L’aveuglement des clercs – sur une prétendue « sacralisation de la vie » (1/2)

Philosophe

La crise de la Covid-19 s’est semble-t-il accompagnée d’une crise de la pensée. En effet, certains intellectuels se sont affranchis des règles de la discussion raisonnée pour dénoncer les prétendus excès de notre politique sanitaire et la « sacralisation » de la vie au détriment des autres soucis de l’existence. Pourquoi nos clercs sont-ils aveugles à ce point ? Pourquoi s’ingénient-ils à minimiser l’importance du danger ? Premier volet d’une série de deux articles.
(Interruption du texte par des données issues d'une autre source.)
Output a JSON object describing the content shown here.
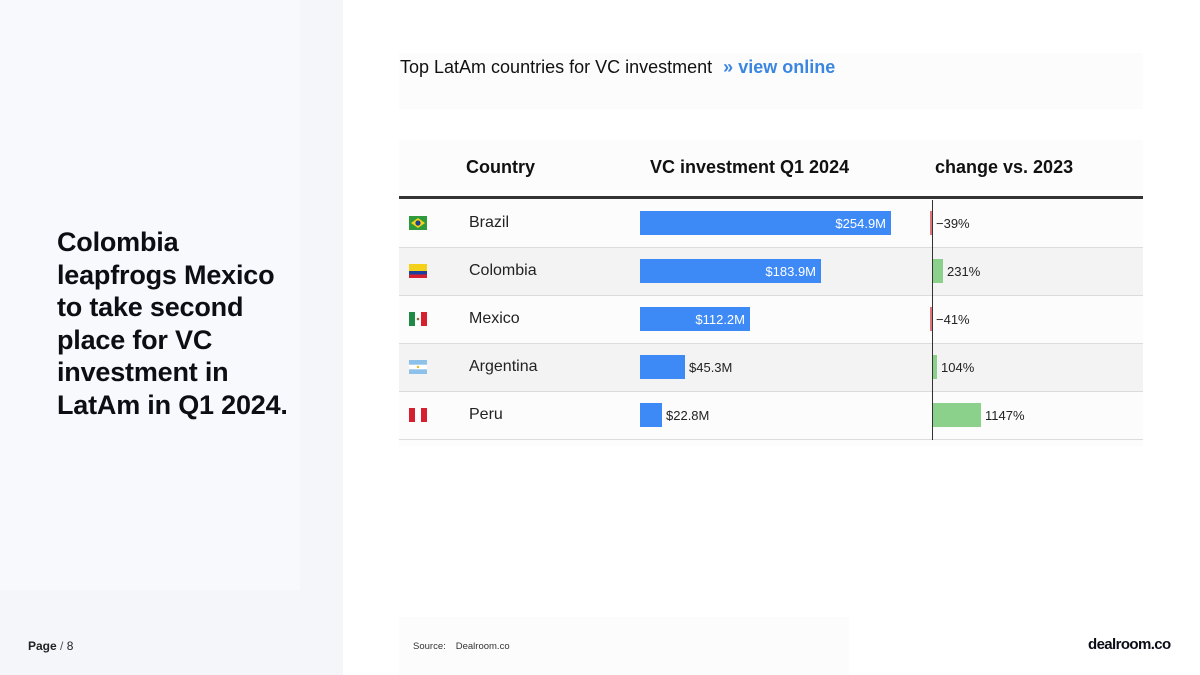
{
  "headline": "Colombia leapfrogs Mexico to take second place for VC investment in LatAm in Q1 2024.",
  "page": {
    "label": "Page",
    "separator": "/",
    "number": "8"
  },
  "chart_data": {
    "type": "table",
    "title": "Top LatAm countries for VC investment",
    "title_link_prefix": "»",
    "title_link": "view online",
    "columns": [
      "Country",
      "VC investment Q1 2024",
      "change vs. 2023"
    ],
    "rows": [
      {
        "country": "Brazil",
        "flag": "brazil-flag-icon",
        "investment_musd": 254.9,
        "investment_label": "$254.9M",
        "change_pct": -39,
        "change_label": "−39%"
      },
      {
        "country": "Colombia",
        "flag": "colombia-flag-icon",
        "investment_musd": 183.9,
        "investment_label": "$183.9M",
        "change_pct": 231,
        "change_label": "231%"
      },
      {
        "country": "Mexico",
        "flag": "mexico-flag-icon",
        "investment_musd": 112.2,
        "investment_label": "$112.2M",
        "change_pct": -41,
        "change_label": "−41%"
      },
      {
        "country": "Argentina",
        "flag": "argentina-flag-icon",
        "investment_musd": 45.3,
        "investment_label": "$45.3M",
        "change_pct": 104,
        "change_label": "104%"
      },
      {
        "country": "Peru",
        "flag": "peru-flag-icon",
        "investment_musd": 22.8,
        "investment_label": "$22.8M",
        "change_pct": 1147,
        "change_label": "1147%"
      }
    ],
    "investment_max": 254.9,
    "change_max": 1147,
    "colors": {
      "investment_bar": "#3d8af7",
      "change_positive": "#8bd18b",
      "change_negative": "#e0787a"
    }
  },
  "source": {
    "label": "Source:",
    "value": "Dealroom.co"
  },
  "logo": "dealroom.co"
}
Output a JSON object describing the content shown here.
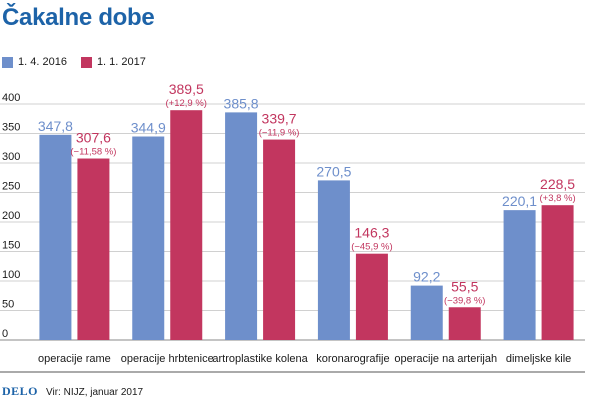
{
  "title": "Čakalne dobe",
  "legend": [
    {
      "label": "1. 4. 2016",
      "color": "#6e8fcb"
    },
    {
      "label": "1. 1. 2017",
      "color": "#c2365f"
    }
  ],
  "footer": {
    "logo": "DELO",
    "source": "Vir: NIJZ, januar 2017"
  },
  "chart_data": {
    "type": "bar",
    "categories": [
      "operacije rame",
      "operacije hrbtenice",
      "artroplastike kolena",
      "koronarografije",
      "operacije na arterijah",
      "dimeljske kile"
    ],
    "series": [
      {
        "name": "1. 4. 2016",
        "color": "#6e8fcb",
        "values": [
          347.8,
          344.9,
          385.8,
          270.5,
          92.2,
          220.1
        ],
        "labels": [
          "347,8",
          "344,9",
          "385,8",
          "270,5",
          "92,2",
          "220,1"
        ]
      },
      {
        "name": "1. 1. 2017",
        "color": "#c2365f",
        "values": [
          307.6,
          389.5,
          339.7,
          146.3,
          55.5,
          228.5
        ],
        "labels": [
          "307,6",
          "389,5",
          "339,7",
          "146,3",
          "55,5",
          "228,5"
        ],
        "changes": [
          "(−11,58 %)",
          "(+12,9 %)",
          "(−11,9 %)",
          "(−45,9 %)",
          "(−39,8 %)",
          "(+3,8 %)"
        ]
      }
    ],
    "ylim": [
      0,
      400
    ],
    "yticks": [
      0,
      50,
      100,
      150,
      200,
      250,
      300,
      350,
      400
    ],
    "grid": true
  }
}
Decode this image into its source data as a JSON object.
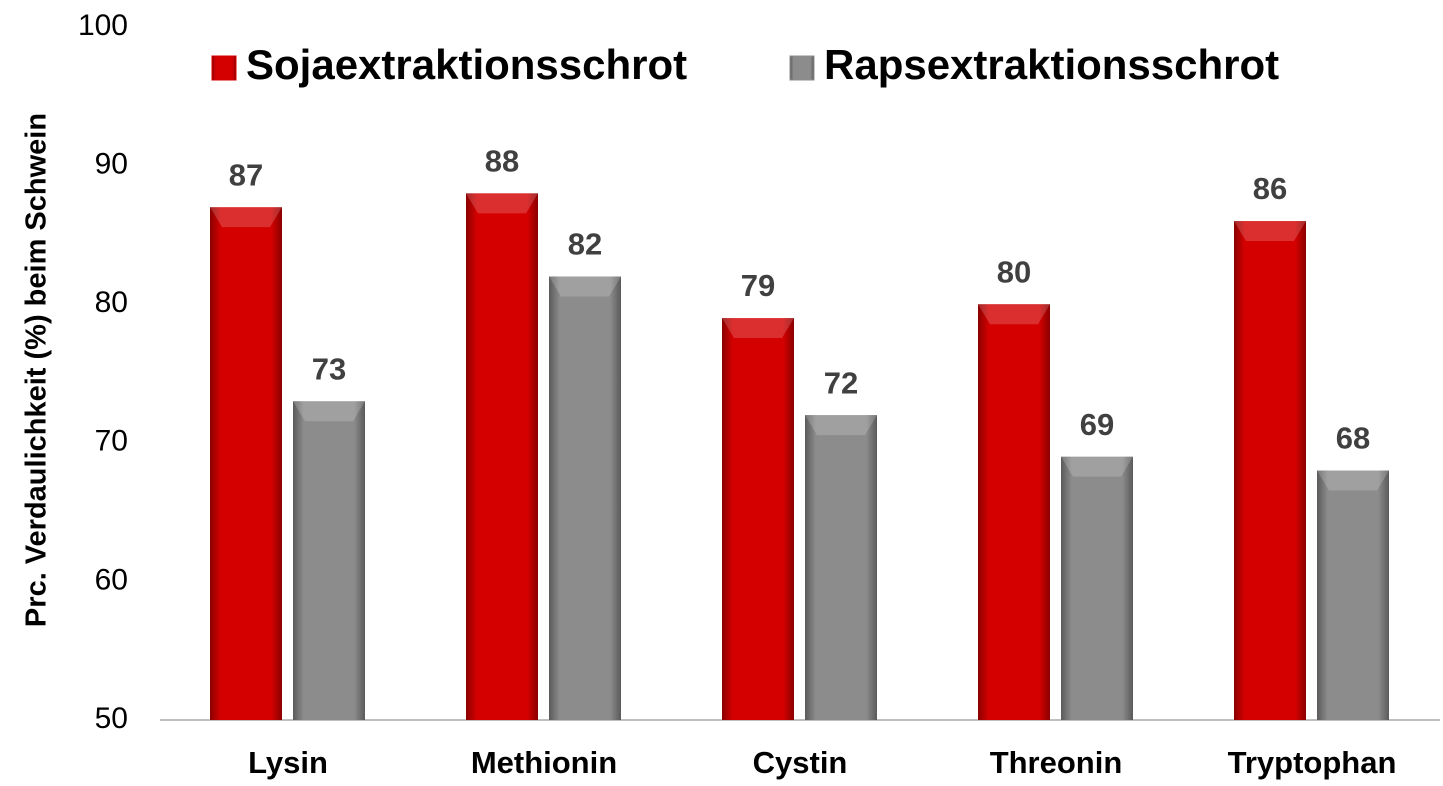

Le 26 juin dernier, une radio publique diffusait un reportage sur le défi que constituait l’organisation d’élections municipales en situation d’épidémie virale. Le taux de participation n’allait-il pas s’effondrer ? Trouverait-on assez de citoyens volontaires pour remplir toute une journée les fonctions de président et d’assesseurs, lesquels vérifient pour chaque électeur son identité, lui font signer la liste d’émargement et tamponnent sa carte électorale ? Une dame était interrogée qui avait accepté d’être assesseur dans un bureau de vote de Nancy. Le reporter lui demanda si elle avait peur. Elle répondit à peu près en ces termes : « Oh, vous savez, il faudrait autre chose que ce virus pour me faire renoncer à mes devoirs civiques. Le vote, c’est la vie ! »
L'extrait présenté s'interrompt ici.